ATHENS — Finance Minister Evangelos Venizelos of Greece left for a meeting of his counterparts in Brussels on Thursday morning after Greek political leaders failed to reach an agreement on austerity measures demanded by Greece’s financial backers in return for a €130 billion bailout.
After more than seven hours, talks stalled early Thursday between Prime Minister Lucas D. Papademos and the three political leaders in his government, who agreed on a range of drastic wage cuts and public sector layoffs but failed to find consensus on more than €300 million in pension cuts demanded by Greece’s foreign lenders.

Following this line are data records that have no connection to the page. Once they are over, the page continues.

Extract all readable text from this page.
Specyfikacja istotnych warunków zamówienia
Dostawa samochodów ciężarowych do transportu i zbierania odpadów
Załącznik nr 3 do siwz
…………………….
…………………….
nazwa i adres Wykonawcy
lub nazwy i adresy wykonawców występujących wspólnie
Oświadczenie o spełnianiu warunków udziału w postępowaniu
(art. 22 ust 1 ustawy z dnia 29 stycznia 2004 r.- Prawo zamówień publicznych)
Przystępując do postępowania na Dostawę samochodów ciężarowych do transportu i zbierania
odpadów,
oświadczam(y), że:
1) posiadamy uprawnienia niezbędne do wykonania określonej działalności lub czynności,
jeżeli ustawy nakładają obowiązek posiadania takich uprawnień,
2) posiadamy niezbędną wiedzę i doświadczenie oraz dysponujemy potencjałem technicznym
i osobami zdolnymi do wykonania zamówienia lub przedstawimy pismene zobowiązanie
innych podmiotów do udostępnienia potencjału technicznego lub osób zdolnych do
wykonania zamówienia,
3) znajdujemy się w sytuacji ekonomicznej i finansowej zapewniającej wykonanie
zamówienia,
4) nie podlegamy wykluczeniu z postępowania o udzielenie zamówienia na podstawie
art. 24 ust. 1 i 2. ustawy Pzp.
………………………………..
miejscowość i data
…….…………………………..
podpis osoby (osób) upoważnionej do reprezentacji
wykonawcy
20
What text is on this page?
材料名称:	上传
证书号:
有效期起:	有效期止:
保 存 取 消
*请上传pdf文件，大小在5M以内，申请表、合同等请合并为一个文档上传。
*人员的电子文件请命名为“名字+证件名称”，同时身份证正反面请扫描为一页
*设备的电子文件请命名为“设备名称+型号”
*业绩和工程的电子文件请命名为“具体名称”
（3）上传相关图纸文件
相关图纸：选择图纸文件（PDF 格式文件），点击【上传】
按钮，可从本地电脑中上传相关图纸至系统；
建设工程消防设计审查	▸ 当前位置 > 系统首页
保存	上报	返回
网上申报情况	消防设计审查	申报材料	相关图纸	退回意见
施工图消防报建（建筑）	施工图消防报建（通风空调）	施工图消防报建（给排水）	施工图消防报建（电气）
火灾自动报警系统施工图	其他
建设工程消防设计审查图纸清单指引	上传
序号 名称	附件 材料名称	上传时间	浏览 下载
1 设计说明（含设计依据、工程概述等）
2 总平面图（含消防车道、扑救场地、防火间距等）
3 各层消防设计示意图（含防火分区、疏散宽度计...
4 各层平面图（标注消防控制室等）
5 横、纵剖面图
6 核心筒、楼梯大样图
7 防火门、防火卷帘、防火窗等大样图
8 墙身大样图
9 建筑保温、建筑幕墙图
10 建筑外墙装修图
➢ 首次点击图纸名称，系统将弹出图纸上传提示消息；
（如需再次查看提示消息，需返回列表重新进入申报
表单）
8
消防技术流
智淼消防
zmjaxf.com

According to the local news media, Greece’s foreign creditors have given the authorities 15 days to find a way to raise €300 million without cutting pensions. The creditors are said to have projected €635 million in savings from reductions to pensions. The Greek authorities reportedly plan to cut €325 million from defense spending but still have to plug a €300 million shortfall.
The three party leaders in the Greek coalition are said to have authorized Mr. Papademos to negotiate this shortage with creditors.
If agreement is not reached on this relatively small sum, the lenders will not give Greece the $170 billion in aid it needs to prevent a default as soon as a bond comes due March 20. Failure to reach an accord could jeopardize a bond swap under which private investors would take losses of as much as 70 percent, a deal that must be completed well before the bond comes due.
But even as Mr. Venizelos appealed to the political leaders for the umpteenth time, saying that their decisions “will determine whether the country remains in the euro zone or whether its place in Europe will be endangered,” the line between Greek political theater and international financial trauma was difficult to discern. And after weeks of delays and threats from both sides — many of them empty — it was clear that the credibility of both Greece and its lenders was on the line.
In a sign that an agreement was still expected, Mr. Papademos’s office said in a statement early Thursday that the three parties had agreed on all issues except one and that they would continue the discussion “immediately.” But as Mr. Venizelos left for Brussels, it was not clear that the pension issue would be resolved before the meeting, scheduled for 5 p.m. local time. A Greek parliamentary vote on the full package of measures is scheduled for Sunday.
The country’s two main labor unions called for a strike for Friday and Saturday to protest the new proposed package of austerity measures. Union leaders said protest rallies would be held outside Parliament on both days of the strike and on Sunday during the vote.
After breaking talks with Mr. Papademos and issuing statements, the three political leaders retired to their homes for the night about 2 a.m.
A little while earlier, while Mr. Papademos was holding talks with Greece’s foreign lenders, one of the three leaders participating in the government, George Karatzaferis, the leader of the Popular Orthodox Rally, issued a statement after 1 a.m., saying that he was unwilling to agree to the terms of the new bailout and indicating that he might withdraw from the government.
That would leave the burden of accepting the austerity measures on the other two parties in the coalition, the Socialists and the center-right New Democracy party.
Although Greece’s so-called troika of foreign lenders — the European Commission, the European Central Bank and the International Monetary Fund — have indicated that they will ask for written agreements from the party leaders that they will support the loan agreement, the government is still expected to be able to approve the agreement without Mr. Karatzaferis’s party.
Even if he does pull out of the coalition, the government will have a majority in Parliament, where the Popular Orthodox Rally has only 16 of the coalition’s 252 seats. With elections expected as soon as April, the parties are fighting for political survival.
This article has been revised to reflect the following correction: Correction: February 9, 2012
An earlier version of this article misstated the amount in pension cuts that is being sought by Greece’s foreign lenders. Greece is expected to find €300 million in pension cuts, not €300 billion.